Ce blog parle de notre voyage autour du monde austral du 7 janvier au 30 avril 2015.
Nous sommes heureux de vous y faire partager nos préparatifs, nos récits et nos photos.
A lire de préférence en partant de la date la plus ancienne, pour garder le fil.
NOUVEAU : Plein de photos et des cartes ajoutées progressivement aux pages d'origine.
(16/10/2018 : jusqu'à Moorea).

samedi 25 avril 2015

Santa Cruz de Ténérife

Les îles Canaries sont des volcans nés sous l’océan qui ont grandi jusqu'à percer la surface de l’eau. Toute la roche des îles est volcanique.
De loin on aperçoit le profil de dizaines de volcans qui se sont succédé sur Tenerife.
De près on se trouve dans un relief très tourmenté où la plaine a peu de place.
L’homme y a pourtant construit de grandes villes. Il faut dire que le sol est riche, et que les Canaries sont situées sur la route du sud qu’empruntaient les navires sur la route des épices.


En quittant Santa Cruz, nous longeons l'aéroport qui détient le triste record de la plus effroyable catastrophe aérienne de l'histoire de l'aviation. Deux 747 sont entrés en collision sur cette piste faisant plus de 400 morts en 1977.Notre excursion nous emmène sur les versants du volcan Teide, le plus haut sommet de l’Espagne.





Le plus haut point de notre parcours atteint les 2500 m.


Nous traversons d'abord une belle forêt de pins canariens à trois longues aiguilles. 

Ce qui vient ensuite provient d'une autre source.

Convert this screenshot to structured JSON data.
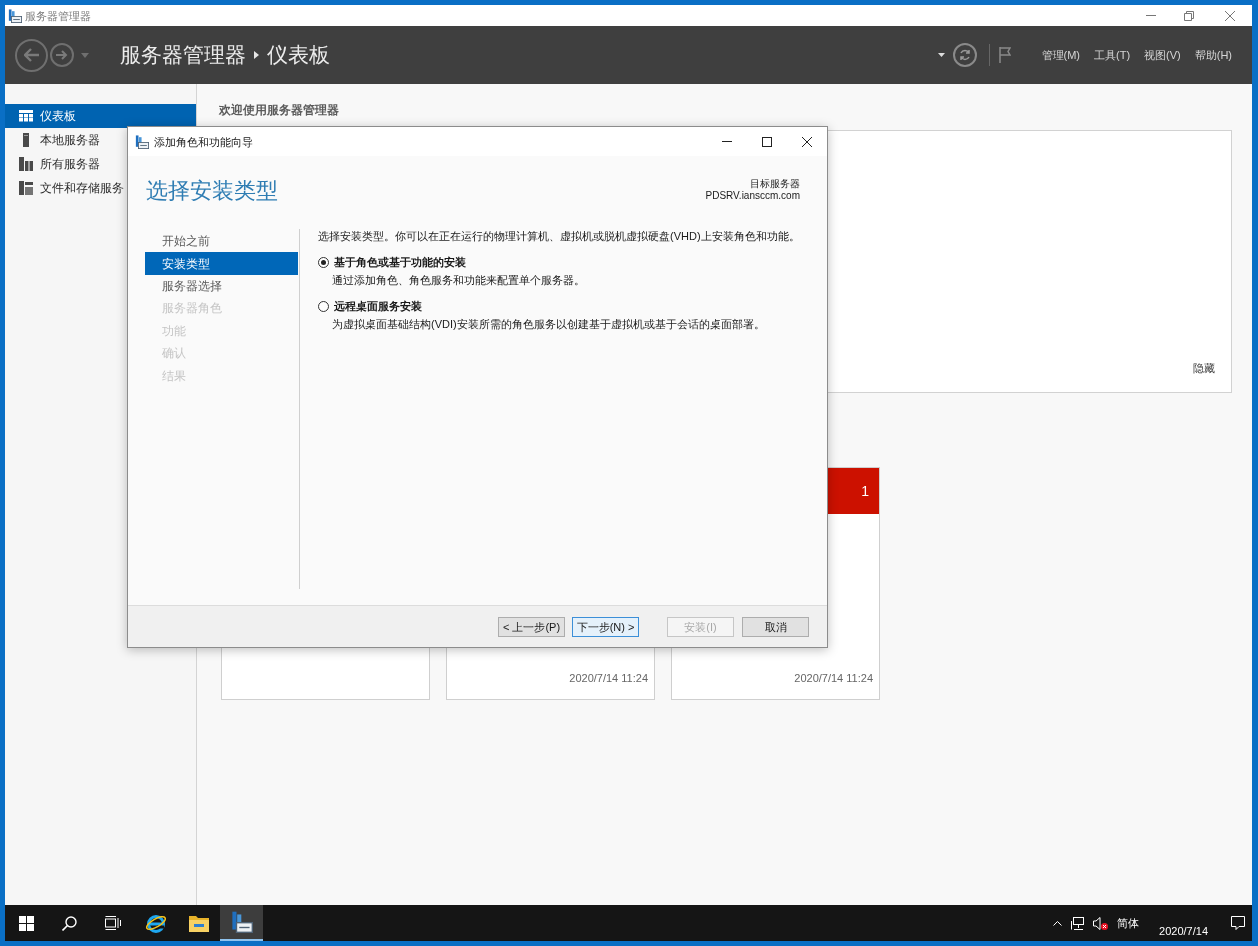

Cet arbre résiste bien au vent, et ses multiples couches d’écorce lui permettent de survivre aux incendies. Les aiguilles sèches sont encore utilisées pour confectionner des paillasses, mais surtout pour tapisser les cultures et limiter l’évaporation comme nous le faisons parfois avec de l’écorce.




La récolte d'aiguilles nettoie aussi la forêt pour éviter la propagation des incendies.













Au-dessus de 2000 m, plus d’arbres. La culture essentielle devient la lave nue.
Les coulées de lave sont spectaculaires. Il faut dire que la lave coulait à assez basse température, moins de 800 °, et qu’elle n’était pas fluide. Le résultat est un enchevêtrement de blocs de différentes tailles, et une texture qui ressemble de loin à une belle terre riche, et qui, de près, est dure et coupante comme du verre. Il est impossible d'y marcher, même avec de bonnes chaussures.
Par endroit j’ai l’impression qu’un laboureur géant a fraîchement retourné la terre en creusant des sillons de 20 m de hauteur. Le plus spectaculaire est que son champ fait plusieurs 17 kilomètres de diamètre.

Au pied du volcan, restent de gigantesques blocs pointés vers le ciel. Les plus imaginatifs y retrouvent leurs personnages préférés. 









En l’absence de pluie, l’érosion est quasi inexistante et le relief présente des arêtes encore très aiguës. La photographie, une fois encore, est impuissante à transmettre la force de ces paysages.






L'avantage de l'air pur et sec que l'on trouve en altitude est une excellent visibilité des étoiles. L'observatoire de Palma est un des plus réputés du monde.







La descente nous offre la surprise d’une immense mer de nuage sur la côte est. Ravissement pour les yeux.



Nous rentrons au bateau avec des images d’un autre monde plein la tête. Que notre terre est belle de ses spectaculaires paysages.
Demain, nous visitons une autre île du même archipel : Lanzarote.